Headline
CVE-2021-34338: Segmentation fault in function getName, decompile.c:457 · Issue #201 · libming/libming
Ming 0.4.8 has an out-of-bounds buffer overwrite issue in the function getName() in decompiler.c file that causes a direct segmentation fault and leads to denial of service.
Hi, there.
There is a segmentation fault in the newest master branch 04aee52.
Here is the reproducing command:
==19422==ERROR: AddressSanitizer: SEGV on unknown address 0x000000000000 (pc 0x00000041ef74 bp 0x0c10000017fb sp 0x7ffee6469480 T0)

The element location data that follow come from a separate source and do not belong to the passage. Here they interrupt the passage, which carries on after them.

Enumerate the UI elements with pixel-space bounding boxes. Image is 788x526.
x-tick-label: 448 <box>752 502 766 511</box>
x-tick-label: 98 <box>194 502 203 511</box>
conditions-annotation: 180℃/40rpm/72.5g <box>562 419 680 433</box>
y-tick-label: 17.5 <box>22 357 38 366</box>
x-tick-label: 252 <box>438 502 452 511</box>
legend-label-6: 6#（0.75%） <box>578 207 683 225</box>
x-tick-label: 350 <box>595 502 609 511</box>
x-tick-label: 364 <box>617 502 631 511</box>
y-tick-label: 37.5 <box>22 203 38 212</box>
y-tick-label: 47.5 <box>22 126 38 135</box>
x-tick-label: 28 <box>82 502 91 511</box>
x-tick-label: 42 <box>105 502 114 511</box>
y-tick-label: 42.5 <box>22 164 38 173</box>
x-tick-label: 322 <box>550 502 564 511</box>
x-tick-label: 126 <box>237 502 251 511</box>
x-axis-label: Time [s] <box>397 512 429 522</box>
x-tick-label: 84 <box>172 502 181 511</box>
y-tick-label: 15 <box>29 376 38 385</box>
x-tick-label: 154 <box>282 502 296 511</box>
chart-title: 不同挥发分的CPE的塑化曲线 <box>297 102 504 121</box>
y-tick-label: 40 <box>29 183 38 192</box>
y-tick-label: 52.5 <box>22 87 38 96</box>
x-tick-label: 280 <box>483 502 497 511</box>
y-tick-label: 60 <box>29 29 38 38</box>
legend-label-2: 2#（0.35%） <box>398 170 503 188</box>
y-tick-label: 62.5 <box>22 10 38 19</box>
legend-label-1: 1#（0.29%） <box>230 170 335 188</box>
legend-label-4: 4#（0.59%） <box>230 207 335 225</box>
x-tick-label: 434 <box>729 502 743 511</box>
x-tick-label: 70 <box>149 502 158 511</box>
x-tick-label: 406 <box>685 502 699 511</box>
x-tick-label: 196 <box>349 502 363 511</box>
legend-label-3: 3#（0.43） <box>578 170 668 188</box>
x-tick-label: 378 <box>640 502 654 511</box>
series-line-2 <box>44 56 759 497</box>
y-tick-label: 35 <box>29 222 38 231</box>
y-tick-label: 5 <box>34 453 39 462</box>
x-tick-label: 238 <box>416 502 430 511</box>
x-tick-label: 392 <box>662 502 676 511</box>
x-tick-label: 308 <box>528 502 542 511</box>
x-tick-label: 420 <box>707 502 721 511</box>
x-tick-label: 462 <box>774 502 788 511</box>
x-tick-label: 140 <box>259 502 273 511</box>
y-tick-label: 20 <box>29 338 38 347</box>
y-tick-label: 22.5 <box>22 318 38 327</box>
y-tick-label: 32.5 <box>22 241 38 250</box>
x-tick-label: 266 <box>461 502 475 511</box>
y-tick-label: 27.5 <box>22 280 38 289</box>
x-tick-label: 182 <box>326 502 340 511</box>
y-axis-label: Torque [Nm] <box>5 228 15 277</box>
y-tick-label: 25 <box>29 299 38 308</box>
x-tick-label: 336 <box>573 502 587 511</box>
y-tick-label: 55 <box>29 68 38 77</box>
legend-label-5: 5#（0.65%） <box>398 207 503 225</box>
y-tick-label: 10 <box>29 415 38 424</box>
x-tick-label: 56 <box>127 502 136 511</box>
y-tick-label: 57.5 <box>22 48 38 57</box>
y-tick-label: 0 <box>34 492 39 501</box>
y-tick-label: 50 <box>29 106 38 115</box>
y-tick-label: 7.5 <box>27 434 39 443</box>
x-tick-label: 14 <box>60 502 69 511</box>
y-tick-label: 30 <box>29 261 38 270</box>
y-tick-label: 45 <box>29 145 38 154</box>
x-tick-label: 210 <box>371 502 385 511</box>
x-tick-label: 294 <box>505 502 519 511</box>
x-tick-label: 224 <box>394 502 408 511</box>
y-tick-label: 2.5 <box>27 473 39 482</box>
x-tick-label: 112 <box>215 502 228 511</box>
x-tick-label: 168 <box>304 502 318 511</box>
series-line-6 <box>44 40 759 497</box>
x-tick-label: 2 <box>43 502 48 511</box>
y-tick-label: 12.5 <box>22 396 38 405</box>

#0 0x41ef73 in getName ../../util/decompile.c:457
#1 0x42b65b in decompileDELETE ../../util/decompile.c:3175
#2 0x42b65b in decompileAction ../../util/decompile.c:3436
#3 0x44e234 in decompileActions ../../util/decompile.c:3535
#4 0x44e234 in decompile5Action ../../util/decompile.c:3558
#5 0x4114d9 in outputSWF_INITACTION ../../util/outputscript.c:1860
#6 0x402836 in readMovie ../../util/main.c:281
#7 0x402836 in main ../../util/main.c:354
#8 0x7f82c681082f in __libc_start_main (/lib/x86_64-linux-gnu/libc.so.6+0x2082f)
#9 0x403b38 in _start (/mnt/data/playground/libming/build/util/swftophp+0x403b38)
AddressSanitizer can not provide additional info.
SUMMARY: AddressSanitizer: SEGV ../../util/decompile.c:457 getName
==19422==ABORTING
The cause is due to the incomplete check in line 452 mentioned in the Figure.